I honestly don't see the harm in asking grandmother moon. Thanks, I will.


----------



## wendi1 (Oct 2, 2013)

It's a bit like watching the speedometer tick over to 100,000 kms. Might be pretty, though.


----------



## Userkare (Nov 17, 2014)

wendi1 said:


> It's a bit like watching the speedometer tick over to 100,000 kms. Might be pretty, though.


Or watch your Toyota get stuck at 299,999. http://socalspeedometer.com/speedometer-dies-at-299999-km-or-miles-why/


----------



## cashinstinct (Apr 4, 2009)

so markets drop tomorrow thanks to this
moon? no thanks!


----------



## Moneytoo (Mar 26, 2014)

Cloudy in Toronto, can't see the moon... sigh But we'll go outside in half an hour anyway, maybe there'll be a window of opportunity


----------



## humble_pie (Jun 7, 2009)

james4beach said:


> I honestly don't see the harm in asking grandmother moon



i believe talking about it might zap the success. There are several moons before your trip, though? so plenty more opportunities, just don't tell in advance.

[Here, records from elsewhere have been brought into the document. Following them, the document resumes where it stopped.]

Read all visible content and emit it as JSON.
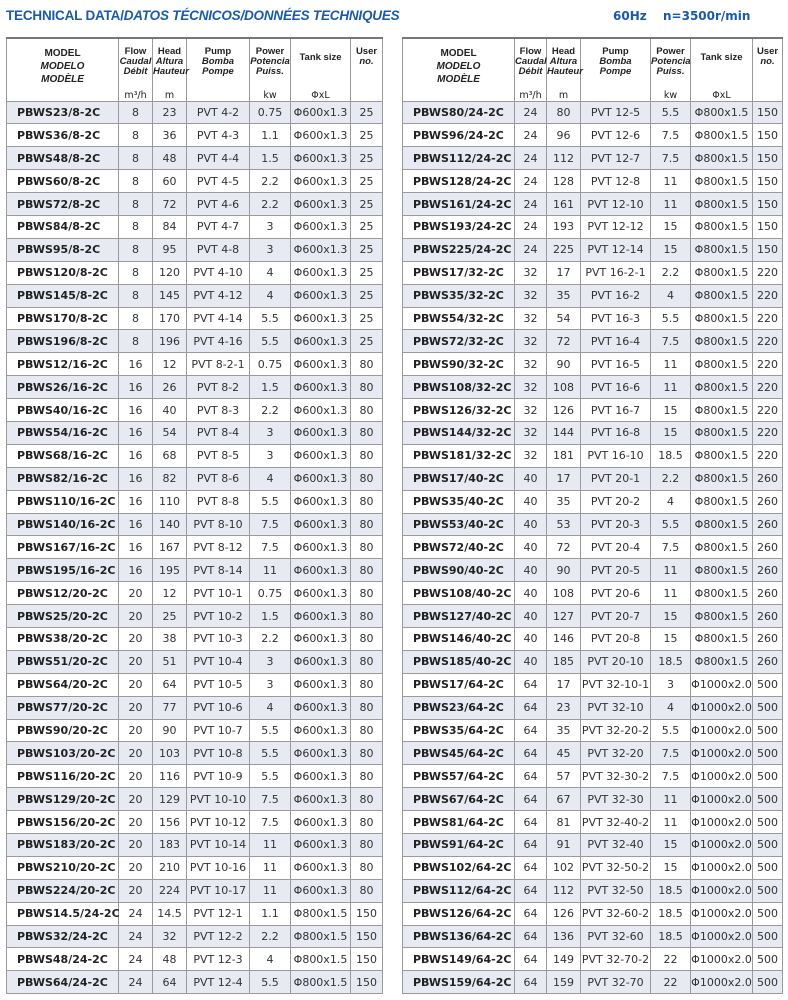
{
  "header": {
    "title_en": "TECHNICAL DATA/",
    "title_es_fr": "DATOS TÉCNICOS/DONNÉES TECHNIQUES",
    "frequency": "60Hz",
    "speed": "n=3500r/min"
  },
  "columns": {
    "model": [
      "MODEL",
      "MODELO",
      "MODÈLE"
    ],
    "flow": [
      "Flow",
      "Caudal",
      "Débit"
    ],
    "head": [
      "Head",
      "Altura",
      "Hauteur"
    ],
    "pump": [
      "Pump",
      "Bomba",
      "Pompe"
    ],
    "power": [
      "Power",
      "Potencia",
      "Puiss."
    ],
    "tank": [
      "Tank size"
    ],
    "user": [
      "User",
      "no."
    ]
  },
  "units": [
    "m³/h",
    "m",
    "",
    "kw",
    "ΦxL",
    ""
  ],
  "left_rows": [
    [
      "PBWS23/8-2C",
      "8",
      "23",
      "PVT 4-2",
      "0.75",
      "Φ600x1.3",
      "25"
    ],
    [
      "PBWS36/8-2C",
      "8",
      "36",
      "PVT 4-3",
      "1.1",
      "Φ600x1.3",
      "25"
    ],
    [
      "PBWS48/8-2C",
      "8",
      "48",
      "PVT 4-4",
      "1.5",
      "Φ600x1.3",
      "25"
    ],
    [
      "PBWS60/8-2C",
      "8",
      "60",
      "PVT 4-5",
      "2.2",
      "Φ600x1.3",
      "25"
    ],
    [
      "PBWS72/8-2C",
      "8",
      "72",
      "PVT 4-6",
      "2.2",
      "Φ600x1.3",
      "25"
    ],
    [
      "PBWS84/8-2C",
      "8",
      "84",
      "PVT 4-7",
      "3",
      "Φ600x1.3",
      "25"
    ],
    [
      "PBWS95/8-2C",
      "8",
      "95",
      "PVT 4-8",
      "3",
      "Φ600x1.3",
      "25"
    ],
    [
      "PBWS120/8-2C",
      "8",
      "120",
      "PVT 4-10",
      "4",
      "Φ600x1.3",
      "25"
    ],
    [
      "PBWS145/8-2C",
      "8",
      "145",
      "PVT 4-12",
      "4",
      "Φ600x1.3",
      "25"
    ],
    [
      "PBWS170/8-2C",
      "8",
      "170",
      "PVT 4-14",
      "5.5",
      "Φ600x1.3",
      "25"
    ],
    [
      "PBWS196/8-2C",
      "8",
      "196",
      "PVT 4-16",
      "5.5",
      "Φ600x1.3",
      "25"
    ],
    [
      "PBWS12/16-2C",
      "16",
      "12",
      "PVT 8-2-1",
      "0.75",
      "Φ600x1.3",
      "80"
    ],
    [
      "PBWS26/16-2C",
      "16",
      "26",
      "PVT 8-2",
      "1.5",
      "Φ600x1.3",
      "80"
    ],
    [
      "PBWS40/16-2C",
      "16",
      "40",
      "PVT 8-3",
      "2.2",
      "Φ600x1.3",
      "80"
    ],
    [
      "PBWS54/16-2C",
      "16",
      "54",
      "PVT 8-4",
      "3",
      "Φ600x1.3",
      "80"
    ],
    [
      "PBWS68/16-2C",
      "16",
      "68",
      "PVT 8-5",
      "3",
      "Φ600x1.3",
      "80"
    ],
    [
      "PBWS82/16-2C",
      "16",
      "82",
      "PVT 8-6",
      "4",
      "Φ600x1.3",
      "80"
    ],
    [
      "PBWS110/16-2C",
      "16",
      "110",
      "PVT 8-8",
      "5.5",
      "Φ600x1.3",
      "80"
    ],
    [
      "PBWS140/16-2C",
      "16",
      "140",
      "PVT 8-10",
      "7.5",
      "Φ600x1.3",
      "80"
    ],
    [
      "PBWS167/16-2C",
      "16",
      "167",
      "PVT 8-12",
      "7.5",
      "Φ600x1.3",
      "80"
    ],
    [
      "PBWS195/16-2C",
      "16",
      "195",
      "PVT 8-14",
      "11",
      "Φ600x1.3",
      "80"
    ],
    [
      "PBWS12/20-2C",
      "20",
      "12",
      "PVT 10-1",
      "0.75",
      "Φ600x1.3",
      "80"
    ],
    [
      "PBWS25/20-2C",
      "20",
      "25",
      "PVT 10-2",
      "1.5",
      "Φ600x1.3",
      "80"
    ],
    [
      "PBWS38/20-2C",
      "20",
      "38",
      "PVT 10-3",
      "2.2",
      "Φ600x1.3",
      "80"
    ],
    [
      "PBWS51/20-2C",
      "20",
      "51",
      "PVT 10-4",
      "3",
      "Φ600x1.3",
      "80"
    ],
    [
      "PBWS64/20-2C",
      "20",
      "64",
      "PVT 10-5",
      "3",
      "Φ600x1.3",
      "80"
    ],
    [
      "PBWS77/20-2C",
      "20",
      "77",
      "PVT 10-6",
      "4",
      "Φ600x1.3",
      "80"
    ],
    [
      "PBWS90/20-2C",
      "20",
      "90",
      "PVT 10-7",
      "5.5",
      "Φ600x1.3",
      "80"
    ],
    [
      "PBWS103/20-2C",
      "20",
      "103",
      "PVT 10-8",
      "5.5",
      "Φ600x1.3",
      "80"
    ],
    [
      "PBWS116/20-2C",
      "20",
      "116",
      "PVT 10-9",
      "5.5",
      "Φ600x1.3",
      "80"
    ],
    [
      "PBWS129/20-2C",
      "20",
      "129",
      "PVT 10-10",
      "7.5",
      "Φ600x1.3",
      "80"
    ],
    [
      "PBWS156/20-2C",
      "20",
      "156",
      "PVT 10-12",
      "7.5",
      "Φ600x1.3",
      "80"
    ],
    [
      "PBWS183/20-2C",
      "20",
      "183",
      "PVT 10-14",
      "11",
      "Φ600x1.3",
      "80"
    ],
    [
      "PBWS210/20-2C",
      "20",
      "210",
      "PVT 10-16",
      "11",
      "Φ600x1.3",
      "80"
    ],
    [
      "PBWS224/20-2C",
      "20",
      "224",
      "PVT 10-17",
      "11",
      "Φ600x1.3",
      "80"
    ],
    [
      "PBWS14.5/24-2C",
      "24",
      "14.5",
      "PVT 12-1",
      "1.1",
      "Φ800x1.5",
      "150"
    ],
    [
      "PBWS32/24-2C",
      "24",
      "32",
      "PVT 12-2",
      "2.2",
      "Φ800x1.5",
      "150"
    ],
    [
      "PBWS48/24-2C",
      "24",
      "48",
      "PVT 12-3",
      "4",
      "Φ800x1.5",
      "150"
    ],
    [
      "PBWS64/24-2C",
      "24",
      "64",
      "PVT 12-4",
      "5.5",
      "Φ800x1.5",
      "150"
    ]
  ],
  "right_rows": [
    [
      "PBWS80/24-2C",
      "24",
      "80",
      "PVT 12-5",
      "5.5",
      "Φ800x1.5",
      "150"
    ],
    [
      "PBWS96/24-2C",
      "24",
      "96",
      "PVT 12-6",
      "7.5",
      "Φ800x1.5",
      "150"
    ],
    [
      "PBWS112/24-2C",
      "24",
      "112",
      "PVT 12-7",
      "7.5",
      "Φ800x1.5",
      "150"
    ],
    [
      "PBWS128/24-2C",
      "24",
      "128",
      "PVT 12-8",
      "11",
      "Φ800x1.5",
      "150"
    ],
    [
      "PBWS161/24-2C",
      "24",
      "161",
      "PVT 12-10",
      "11",
      "Φ800x1.5",
      "150"
    ],
    [
      "PBWS193/24-2C",
      "24",
      "193",
      "PVT 12-12",
      "15",
      "Φ800x1.5",
      "150"
    ],
    [
      "PBWS225/24-2C",
      "24",
      "225",
      "PVT 12-14",
      "15",
      "Φ800x1.5",
      "150"
    ],
    [
      "PBWS17/32-2C",
      "32",
      "17",
      "PVT 16-2-1",
      "2.2",
      "Φ800x1.5",
      "220"
    ],
    [
      "PBWS35/32-2C",
      "32",
      "35",
      "PVT 16-2",
      "4",
      "Φ800x1.5",
      "220"
    ],
    [
      "PBWS54/32-2C",
      "32",
      "54",
      "PVT 16-3",
      "5.5",
      "Φ800x1.5",
      "220"
    ],
    [
      "PBWS72/32-2C",
      "32",
      "72",
      "PVT 16-4",
      "7.5",
      "Φ800x1.5",
      "220"
    ],
    [
      "PBWS90/32-2C",
      "32",
      "90",
      "PVT 16-5",
      "11",
      "Φ800x1.5",
      "220"
    ],
    [
      "PBWS108/32-2C",
      "32",
      "108",
      "PVT 16-6",
      "11",
      "Φ800x1.5",
      "220"
    ],
    [
      "PBWS126/32-2C",
      "32",
      "126",
      "PVT 16-7",
      "15",
      "Φ800x1.5",
      "220"
    ],
    [
      "PBWS144/32-2C",
      "32",
      "144",
      "PVT 16-8",
      "15",
      "Φ800x1.5",
      "220"
    ],
    [
      "PBWS181/32-2C",
      "32",
      "181",
      "PVT 16-10",
      "18.5",
      "Φ800x1.5",
      "220"
    ],
    [
      "PBWS17/40-2C",
      "40",
      "17",
      "PVT 20-1",
      "2.2",
      "Φ800x1.5",
      "260"
    ],
    [
      "PBWS35/40-2C",
      "40",
      "35",
      "PVT 20-2",
      "4",
      "Φ800x1.5",
      "260"
    ],
    [
      "PBWS53/40-2C",
      "40",
      "53",
      "PVT 20-3",
      "5.5",
      "Φ800x1.5",
      "260"
    ],
    [
      "PBWS72/40-2C",
      "40",
      "72",
      "PVT 20-4",
      "7.5",
      "Φ800x1.5",
      "260"
    ],
    [
      "PBWS90/40-2C",
      "40",
      "90",
      "PVT 20-5",
      "11",
      "Φ800x1.5",
      "260"
    ],
    [
      "PBWS108/40-2C",
      "40",
      "108",
      "PVT 20-6",
      "11",
      "Φ800x1.5",
      "260"
    ],
    [
      "PBWS127/40-2C",
      "40",
      "127",
      "PVT 20-7",
      "15",
      "Φ800x1.5",
      "260"
    ],
    [
      "PBWS146/40-2C",
      "40",
      "146",
      "PVT 20-8",
      "15",
      "Φ800x1.5",
      "260"
    ],
    [
      "PBWS185/40-2C",
      "40",
      "185",
      "PVT 20-10",
      "18.5",
      "Φ800x1.5",
      "260"
    ],
    [
      "PBWS17/64-2C",
      "64",
      "17",
      "PVT 32-10-1",
      "3",
      "Φ1000x2.0",
      "500"
    ],
    [
      "PBWS23/64-2C",
      "64",
      "23",
      "PVT 32-10",
      "4",
      "Φ1000x2.0",
      "500"
    ],
    [
      "PBWS35/64-2C",
      "64",
      "35",
      "PVT 32-20-2",
      "5.5",
      "Φ1000x2.0",
      "500"
    ],
    [
      "PBWS45/64-2C",
      "64",
      "45",
      "PVT 32-20",
      "7.5",
      "Φ1000x2.0",
      "500"
    ],
    [
      "PBWS57/64-2C",
      "64",
      "57",
      "PVT 32-30-2",
      "7.5",
      "Φ1000x2.0",
      "500"
    ],
    [
      "PBWS67/64-2C",
      "64",
      "67",
      "PVT 32-30",
      "11",
      "Φ1000x2.0",
      "500"
    ],
    [
      "PBWS81/64-2C",
      "64",
      "81",
      "PVT 32-40-2",
      "11",
      "Φ1000x2.0",
      "500"
    ],
    [
      "PBWS91/64-2C",
      "64",
      "91",
      "PVT 32-40",
      "15",
      "Φ1000x2.0",
      "500"
    ],
    [
      "PBWS102/64-2C",
      "64",
      "102",
      "PVT 32-50-2",
      "15",
      "Φ1000x2.0",
      "500"
    ],
    [
      "PBWS112/64-2C",
      "64",
      "112",
      "PVT 32-50",
      "18.5",
      "Φ1000x2.0",
      "500"
    ],
    [
      "PBWS126/64-2C",
      "64",
      "126",
      "PVT 32-60-2",
      "18.5",
      "Φ1000x2.0",
      "500"
    ],
    [
      "PBWS136/64-2C",
      "64",
      "136",
      "PVT 32-60",
      "18.5",
      "Φ1000x2.0",
      "500"
    ],
    [
      "PBWS149/64-2C",
      "64",
      "149",
      "PVT 32-70-2",
      "22",
      "Φ1000x2.0",
      "500"
    ],
    [
      "PBWS159/64-2C",
      "64",
      "159",
      "PVT 32-70",
      "22",
      "Φ1000x2.0",
      "500"
    ]
  ]
}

keep in mind that a new moon works just as well. It's a waxing moon, it will grow bigger. It's a time to ask for things that one wants to get, such as a safe trip to turkey


----------



## james4beach (Nov 15, 2012)

This was spectacular. Clear sky here, lots of people in the building came up to the rooftop patio and we all watched it. Lots of drinking and moon gazin'


----------



## cainvest (May 1, 2013)

Had a good view here as well, just a few clouds passing here and there.


----------



## james4beach (Nov 15, 2012)

That's a great photo, how did you take that? What kind of camera?


----------



## cainvest (May 1, 2013)

Just a cheap Canon DSLR with 200mm lens on a tripod from my backyard.


----------



## Spudd (Oct 11, 2011)

That's a gorgeous shot! We had full cloud cover here so couldn't see a thing.


----------



## cashinstinct (Apr 4, 2009)

cashinstinct said:


> so markets drop tomorrow thanks to this
> moon? no thanks!


Seems like I was right :biggrin:


----------



## Moneytoo (Mar 26, 2014)

cashinstinct said:


> Seems like I was right :biggrin:


Yep - and I'm happy to have seen the beautiful shot of the bloody moon and that some of the orders got filled today :biggrin:


----------



## humble_pie (Jun 7, 2009)

cainvest said:


> Had a good view here as well, just a few clouds passing here and there.
> 
> View attachment 6057




such a beautiful picture! that is a perfect man-in-the-moon, no?


----------